Oliver nodded glumly. At least the Christmas break was nearly here. He would have to go to his parents' home in the country for the day itself, but surely he'd be able to snatch some time with Effie?

“Tell me a bit more about the church,” Effie said quickly.

Oliver briefed her on his two evenings with the Plumley Diaconalists, including the tension over Nigel Tapster's arrival. “And tonight is their big night,” he concluded. “The church meeting. Will the Exorcist of Plumley get a seat on the diaconate?”

“Do you think Tina might have run away to join Tapster's fledgling cult?”
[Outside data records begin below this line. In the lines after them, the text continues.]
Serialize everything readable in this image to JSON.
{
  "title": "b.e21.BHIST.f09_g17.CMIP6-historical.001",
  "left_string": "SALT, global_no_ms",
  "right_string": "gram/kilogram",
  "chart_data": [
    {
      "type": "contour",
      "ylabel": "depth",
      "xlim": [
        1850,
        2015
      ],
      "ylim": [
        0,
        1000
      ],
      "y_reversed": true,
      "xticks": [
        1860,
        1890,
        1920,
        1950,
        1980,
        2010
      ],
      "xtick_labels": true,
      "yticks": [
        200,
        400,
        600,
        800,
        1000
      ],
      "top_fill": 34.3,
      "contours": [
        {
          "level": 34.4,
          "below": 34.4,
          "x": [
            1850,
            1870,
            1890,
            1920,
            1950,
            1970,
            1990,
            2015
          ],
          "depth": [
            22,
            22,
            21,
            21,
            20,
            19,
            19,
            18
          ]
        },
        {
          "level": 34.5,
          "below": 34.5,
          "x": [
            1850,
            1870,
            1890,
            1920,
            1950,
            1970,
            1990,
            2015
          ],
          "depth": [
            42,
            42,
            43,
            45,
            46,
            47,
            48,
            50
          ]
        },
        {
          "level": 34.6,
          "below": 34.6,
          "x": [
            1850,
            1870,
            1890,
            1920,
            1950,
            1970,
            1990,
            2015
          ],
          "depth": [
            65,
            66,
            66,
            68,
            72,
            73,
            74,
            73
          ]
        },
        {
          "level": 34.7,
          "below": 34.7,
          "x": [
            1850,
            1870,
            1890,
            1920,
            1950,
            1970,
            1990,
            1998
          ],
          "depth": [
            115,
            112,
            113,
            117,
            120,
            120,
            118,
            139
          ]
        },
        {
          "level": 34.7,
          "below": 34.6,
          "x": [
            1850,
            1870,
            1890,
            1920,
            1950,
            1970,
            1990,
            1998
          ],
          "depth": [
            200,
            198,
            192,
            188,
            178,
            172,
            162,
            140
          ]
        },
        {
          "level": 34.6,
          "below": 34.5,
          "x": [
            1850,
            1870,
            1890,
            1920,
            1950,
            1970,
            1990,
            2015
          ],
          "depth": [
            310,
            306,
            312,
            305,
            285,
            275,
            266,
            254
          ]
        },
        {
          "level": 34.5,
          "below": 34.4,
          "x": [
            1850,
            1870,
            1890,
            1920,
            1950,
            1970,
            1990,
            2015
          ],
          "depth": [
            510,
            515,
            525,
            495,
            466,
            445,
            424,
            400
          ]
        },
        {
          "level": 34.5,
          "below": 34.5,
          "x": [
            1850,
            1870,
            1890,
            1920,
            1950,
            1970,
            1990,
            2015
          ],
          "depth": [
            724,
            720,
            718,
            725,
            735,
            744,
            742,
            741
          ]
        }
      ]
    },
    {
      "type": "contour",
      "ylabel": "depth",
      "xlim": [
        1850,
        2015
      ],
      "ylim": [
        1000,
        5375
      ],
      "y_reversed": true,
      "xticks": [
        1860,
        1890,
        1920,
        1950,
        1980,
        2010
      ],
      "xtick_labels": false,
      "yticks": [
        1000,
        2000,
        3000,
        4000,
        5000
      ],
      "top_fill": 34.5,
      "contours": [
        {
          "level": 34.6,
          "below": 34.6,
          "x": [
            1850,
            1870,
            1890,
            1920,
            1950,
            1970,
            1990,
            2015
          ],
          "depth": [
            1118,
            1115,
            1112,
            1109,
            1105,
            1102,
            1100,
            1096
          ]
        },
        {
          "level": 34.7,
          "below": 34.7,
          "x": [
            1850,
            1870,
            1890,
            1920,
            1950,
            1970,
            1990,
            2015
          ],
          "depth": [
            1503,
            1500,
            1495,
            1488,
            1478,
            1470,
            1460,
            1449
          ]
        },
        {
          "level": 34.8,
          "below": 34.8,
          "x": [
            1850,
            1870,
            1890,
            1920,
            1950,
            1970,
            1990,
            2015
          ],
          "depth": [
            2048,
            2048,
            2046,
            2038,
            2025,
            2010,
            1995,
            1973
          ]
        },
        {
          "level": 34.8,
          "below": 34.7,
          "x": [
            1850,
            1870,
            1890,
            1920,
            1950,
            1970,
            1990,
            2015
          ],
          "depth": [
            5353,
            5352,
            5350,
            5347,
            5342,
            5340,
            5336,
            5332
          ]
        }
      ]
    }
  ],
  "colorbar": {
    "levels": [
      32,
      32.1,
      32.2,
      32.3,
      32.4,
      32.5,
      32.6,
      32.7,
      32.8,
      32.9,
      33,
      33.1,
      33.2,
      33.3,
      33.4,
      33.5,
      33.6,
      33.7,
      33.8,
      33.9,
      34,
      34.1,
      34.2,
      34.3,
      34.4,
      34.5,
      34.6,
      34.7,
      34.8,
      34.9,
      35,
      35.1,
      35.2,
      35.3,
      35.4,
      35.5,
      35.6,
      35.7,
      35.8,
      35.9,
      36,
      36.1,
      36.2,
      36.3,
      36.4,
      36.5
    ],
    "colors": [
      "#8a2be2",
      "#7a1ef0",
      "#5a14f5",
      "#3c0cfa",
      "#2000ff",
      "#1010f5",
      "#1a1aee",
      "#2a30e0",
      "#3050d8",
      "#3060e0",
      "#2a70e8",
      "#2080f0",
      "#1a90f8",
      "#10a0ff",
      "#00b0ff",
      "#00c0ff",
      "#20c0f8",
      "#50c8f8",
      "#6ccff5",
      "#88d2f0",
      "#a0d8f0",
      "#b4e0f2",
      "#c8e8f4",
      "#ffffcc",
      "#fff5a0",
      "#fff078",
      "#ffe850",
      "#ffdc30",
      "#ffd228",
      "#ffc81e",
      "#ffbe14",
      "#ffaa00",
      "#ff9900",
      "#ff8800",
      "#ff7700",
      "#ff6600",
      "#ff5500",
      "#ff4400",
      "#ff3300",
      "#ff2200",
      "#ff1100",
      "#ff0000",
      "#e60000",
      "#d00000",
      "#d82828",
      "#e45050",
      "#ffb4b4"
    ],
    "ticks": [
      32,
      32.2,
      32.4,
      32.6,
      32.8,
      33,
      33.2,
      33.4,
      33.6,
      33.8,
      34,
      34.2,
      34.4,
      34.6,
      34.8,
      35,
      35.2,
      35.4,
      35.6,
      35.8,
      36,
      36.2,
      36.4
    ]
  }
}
“I doubt it. I recall her mother saying she'd been to a couple of the meetings, but Daddy Quarterboy put an end to those excursions when he heard about the weirder stuff. Tina seemed to have accepted her father's authority.”

“What about your friend, the eligible Reverend Paul Piltdown? Could he be eloping with the Lolitas of the parish?”

“Hardly. Officially, he's celibate, although it's not a job requirement. Between you and me, he's gay. He had to learn
something
at Cambridge. But I think Tina's very fond of him. Perhaps he may have some insight into what she's going through, if it's not betraying the confidence of the confessional or whatever they have in the Diaconalist Church. But didn't you meet him?”